In ihrem offenen Brief an Angela Merkel behaupten Wolfgang Benz, Aleida Assmann & Co., deutsche Gerichte würden sich aus Angst und Einschüchterung zu verlängerten Armen der Netanjahu-Regierung machen.
Alan Posener, Welt
Im Zentrum der Angriffe seht schon seit Wochen der Antisemitismusbeauftragte der Bundesregierung Felix Klein, von dem es im offenen Brief heißt, er würde „diese Tendenz“ – die Unterdrückung von Israelkritik nämlich – „politisch und finanziell unterstützen“. Kleins „Aktivitäten“ hätten inzwischen „ein menschenverachtendes Ausmaß angenommen“. Eine Formulierung, die man sich auf der Zunge zergehen lassen sollte.
Als einziges Beispiel für das angeblich von Israelfreundinnen erzeugte „Klima der Angst“ dient den Unterzeichnern das zweite Buch Arye Sharuz Shalicars, Der neu-deutsche Antisemit, das bei Hentrich & Hentrich erschienen ist. Es ist eine erfrischend wütende Polemik gegen deutsche Leitmedien und Intellektuelle, Links- und Rechtsradikale, Christen, Muslime und „Alibijuden, die den Selbsthass zum Beruf machen“.

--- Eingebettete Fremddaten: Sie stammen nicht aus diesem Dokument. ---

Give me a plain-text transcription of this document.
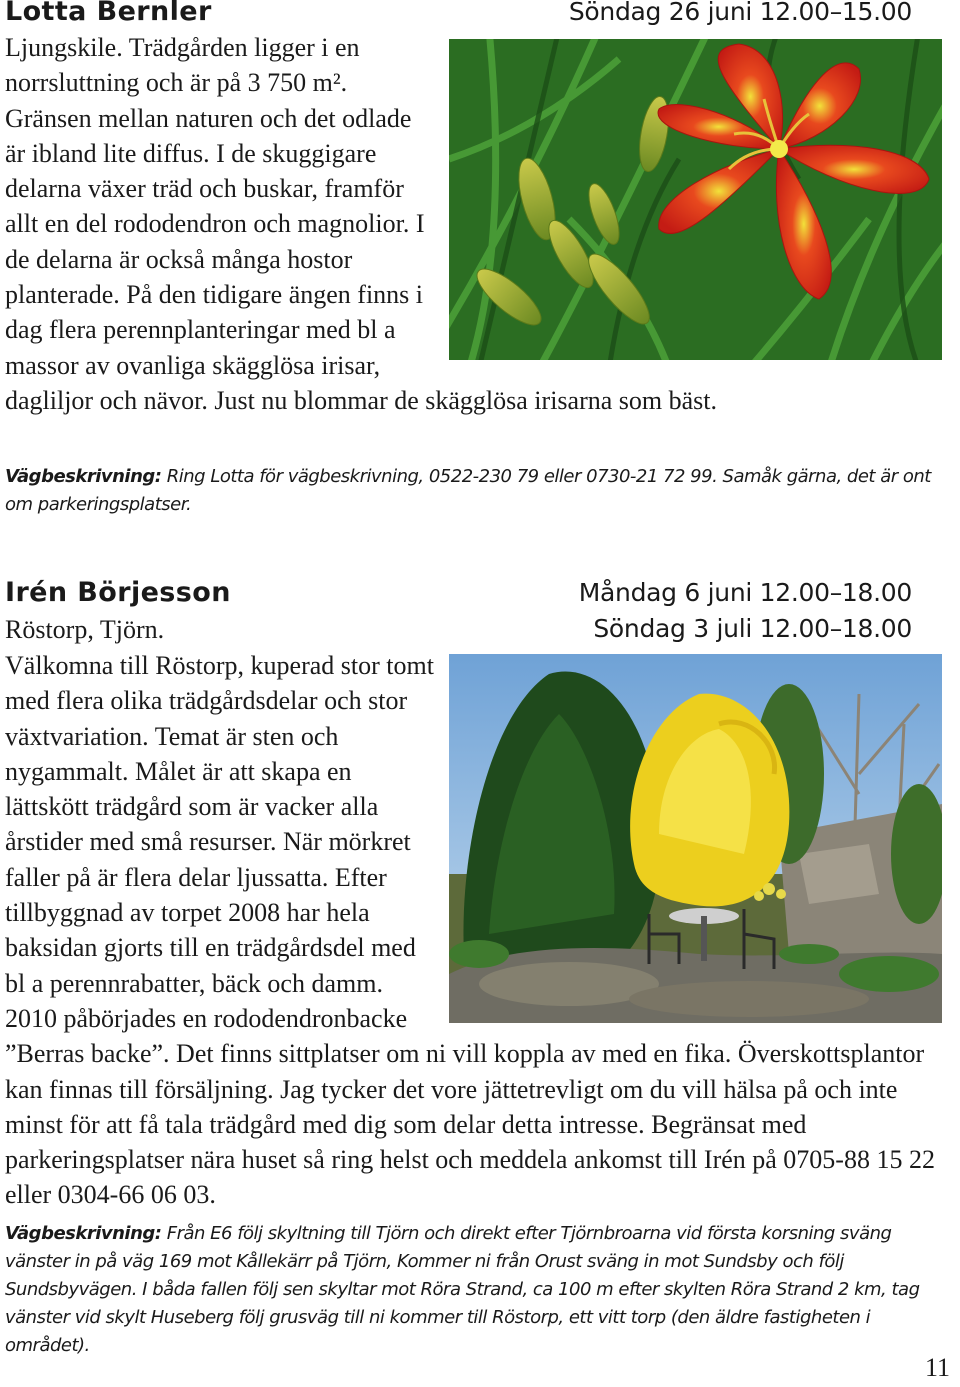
Lotta Bernler	Söndag 26 juni 12.00–15.00

Ljungskile. Trädgården ligger i en norrsluttning och är på 3 750 m². Gränsen mellan naturen och det odlade är ibland lite diffus. I de skuggigare delarna växer träd och buskar, framför allt en del rododendron och magnolior. I de delarna är också många hostor planterade. På den tidigare ängen finns i dag flera perennplanteringar med bl a massor av ovanliga skägglösa irisar, dagliljor och nävor. Just nu blommar de skägglösa irisarna som bäst.

Vägbeskrivning: Ring Lotta för vägbeskrivning, 0522-230 79 eller 0730-21 72 99. Samåk gärna, det är ont om parkeringsplatser.

Irén Börjesson	Måndag 6 juni 12.00–18.00
Röstorp, Tjörn.	Söndag 3 juli 12.00–18.00

Välkomna till Röstorp, kuperad stor tomt med flera olika trädgårdsdelar och stor växtvariation. Temat är sten och nygammalt. Målet är att skapa en lättskött trädgård som är vacker alla årstider med små resurser. När mörkret faller på är flera delar ljussatta. Efter tillbyggnad av torpet 2008 har hela baksidan gjorts till en trädgårdsdel med bl a perennrabatter, bäck och damm. 2010 påbörjades en rododendronbacke ”Berras backe”. Det finns sittplatser om ni vill koppla av med en fika. Överskottsplantor kan finnas till försäljning. Jag tycker det vore jättetrevligt om du vill hälsa på och inte minst för att få tala trädgård med dig som delar detta intresse. Begränsat med parkeringsplatser nära huset så ring helst och meddela ankomst till Irén på 0705-88 15 22 eller 0304-66 06 03.

Vägbeskrivning: Från E6 följ skyltning till Tjörn och direkt efter Tjörnbroarna vid första korsning sväng vänster in på väg 169 mot Kållekärr på Tjörn, Kommer ni från Orust sväng in mot Sundsby och följ Sundsbyvägen. I båda fallen följ sen skyltar mot Röra Strand, ca 100 m efter skylten Röra Strand 2 km, tag vänster vid skylt Huseberg följ grusväg till ni kommer till Röstorp, ett vitt torp (den äldre fastigheten i området).

11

Als solchen bezeichnet Shalicar auch den Historiker Reiner Bernstein. Ob Shalicars Vorwurf „antisemitischer Ansichten“ bei Bernstein zutrifft, kann ich nicht beurteilen. Wer Shalicars Zorn erregt, weiß, dass er – ich habe es selbst auf Twitter erlebt – durchaus rhetorisch handfest werden kann. Aber „Brandmarkung, Einschüchterung, Angst“: Geh her, sagt der Bayer.
Was aber hat das mit Klein zu tun? Die Unterzeichner behaupten, Shalicars Buch sei vom Beauftragten für Antisemitismus „gefördert“ worden. Das weist der Verlag entrüstet zurück. Offensichtlich haben die Ankläger Kleins es nicht für nötig befunden, dort selbst nachzufragen. Des Weiteren führen sie zum Beleg der von Klein und anderen angeblichen Freunden der israelischen Regierung geschaffenen Atmosphäre der Angst das Urteil des Berliner Kammergerichts an, das eine Klage Bernsteins gegen Hentrich & Hentrich wegen Verletzung seines Persönlichkeitsrechts abgewiesen hat.

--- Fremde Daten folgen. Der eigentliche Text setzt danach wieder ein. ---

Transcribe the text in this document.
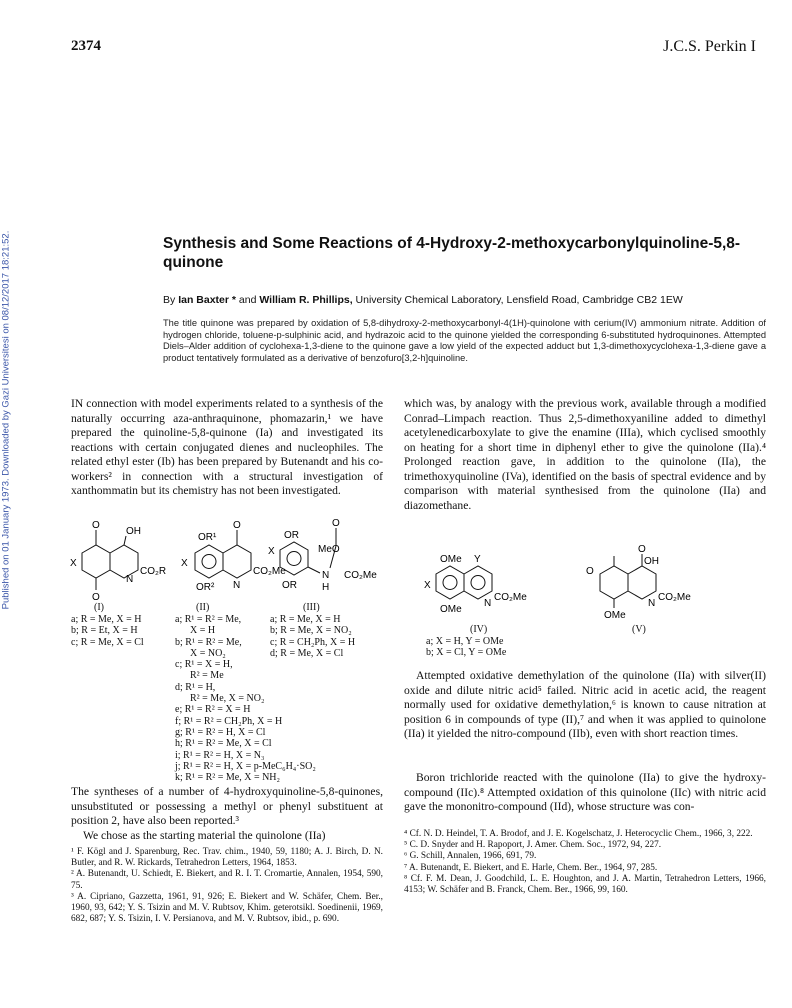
2374	J.C.S. Perkin I
Published on 01 January 1973. Downloaded by Gazi Universitesi on 08/12/2017 18:21:52.	Synthesis and Some Reactions of 4-Hydroxy-2-methoxycarbonylquinoline-5,8-quinone
By Ian Baxter * and William R. Phillips, University Chemical Laboratory, Lensfield Road, Cambridge CB2 1EW
The title quinone was prepared by oxidation of 5,8-dihydroxy-2-methoxycarbonyl-4(1H)-quinolone with cerium(IV) ammonium nitrate. Addition of hydrogen chloride, toluene-p-sulphinic acid, and hydrazoic acid to the quinone yielded the corresponding 6-substituted hydroquinones. Attempted Diels–Alder addition of cyclohexa-1,3-diene to the quinone gave a low yield of the expected adduct but 1,3-dimethoxycyclohexa-1,3-diene gave a product tentatively formulated as a derivative of benzofuro[3,2-h]quinoline.
IN connection with model experiments related to a synthesis of the naturally occurring aza-anthraquinone, phomazarin,¹ we have prepared the quinoline-5,8-quinone (Ia) and investigated its reactions with certain conjugated dienes and nucleophiles. The related ethyl ester (Ib) has been prepared by Butenandt and his co-workers² in connection with a structural investigation of xanthommatin but its chemistry has not been investigated.
O
O
OH
X
N
CO₂R
X
OR¹
O
N
CO₂Me
OR²
X
OR
OR
N
H
MeO
O
CO₂Me
(I)	(II)	(III)
a; R = Me, X = H
b; R = Et, X = H
c; R = Me, X = Cl
a; R¹ = R² = Me,
X = H
b; R¹ = R² = Me,
X = NO₂
c; R¹ = X = H,
R² = Me
d; R¹ = H,
R² = Me, X = NO₂
e; R¹ = R² = X = H
f; R¹ = R² = CH₂Ph, X = H
g; R¹ = R² = H, X = Cl
h; R¹ = R² = Me, X = Cl
i; R¹ = R² = H, X = N₃
j; R¹ = R² = H, X = p-MeC₆H₄·SO₂
k; R¹ = R² = Me, X = NH₂
a; R = Me, X = H
b; R = Me, X = NO₂
c; R = CH₂Ph, X = H
d; R = Me, X = Cl
The syntheses of a number of 4-hydroxyquinoline-5,8-quinones, unsubstituted or possessing a methyl or phenyl substituent at position 2, have also been reported.³
We chose as the starting material the quinolone (IIa)
¹ F. Kögl and J. Sparenburg, Rec. Trav. chim., 1940, 59, 1180; A. J. Birch, D. N. Butler, and R. W. Rickards, Tetrahedron Letters, 1964, 1853.
² A. Butenandt, U. Schiedt, E. Biekert, and R. I. T. Cromartie, Annalen, 1954, 590, 75.
³ A. Cipriano, Gazzetta, 1961, 91, 926; E. Biekert and W. Schäfer, Chem. Ber., 1960, 93, 642; Y. S. Tsizin and M. V. Rubtsov, Khim. geterotsikl. Soedinenii, 1969, 682, 687; Y. S. Tsizin, I. V. Persianova, and M. V. Rubtsov, ibid., p. 690.
which was, by analogy with the previous work, available through a modified Conrad–Limpach reaction. Thus 2,5-dimethoxyaniline added to dimethyl acetylenedicarboxylate to give the enamine (IIIa), which cyclised smoothly on heating for a short time in diphenyl ether to give the quinolone (IIa).⁴ Prolonged reaction gave, in addition to the quinolone (IIa), the trimethoxyquinoline (IVa), identified on the basis of spectral evidence and by comparison with material synthesised from the quinolone (IIa) and diazomethane.
OMe Y
X
OMe
N
CO₂Me
O
O
OH
OMe
N
CO₂Me
(IV)	(V)
a; X = H, Y = OMe
b; X = Cl, Y = OMe
Attempted oxidative demethylation of the quinolone (IIa) with silver(II) oxide and dilute nitric acid⁵ failed. Nitric acid in acetic acid, the reagent normally used for oxidative demethylation,⁶ is known to cause nitration at position 6 in compounds of type (II),⁷ and when it was applied to quinolone (IIa) it yielded the nitro-compound (IIb), even with short reaction times.
Boron trichloride reacted with the quinolone (IIa) to give the hydroxy-compound (IIc).⁸ Attempted oxidation of this quinolone (IIc) with nitric acid gave the mononitro-compound (IId), whose structure was con-
⁴ Cf. N. D. Heindel, T. A. Brodof, and J. E. Kogelschatz, J. Heterocyclic Chem., 1966, 3, 222.
⁵ C. D. Snyder and H. Rapoport, J. Amer. Chem. Soc., 1972, 94, 227.
⁶ G. Schill, Annalen, 1966, 691, 79.
⁷ A. Butenandt, E. Biekert, and E. Harle, Chem. Ber., 1964, 97, 285.
⁸ Cf. F. M. Dean, J. Goodchild, L. E. Houghton, and J. A. Martin, Tetrahedron Letters, 1966, 4153; W. Schäfer and B. Franck, Chem. Ber., 1966, 99, 160.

Deutschen Gerichten zu unterstellen, sie seien manipulierbar, zumal von jener Minderheit unter den deutschen Intellektuellen, die sich nicht der Mainstreammeinung anschließen, Israel sei an allem schuld: Das zeugt – Entschuldigung – von Realitätsleugnung.
Der Text „Der blinde Fleck der Linken“ von Alan Posener ist zuerst in der Welt erschienen.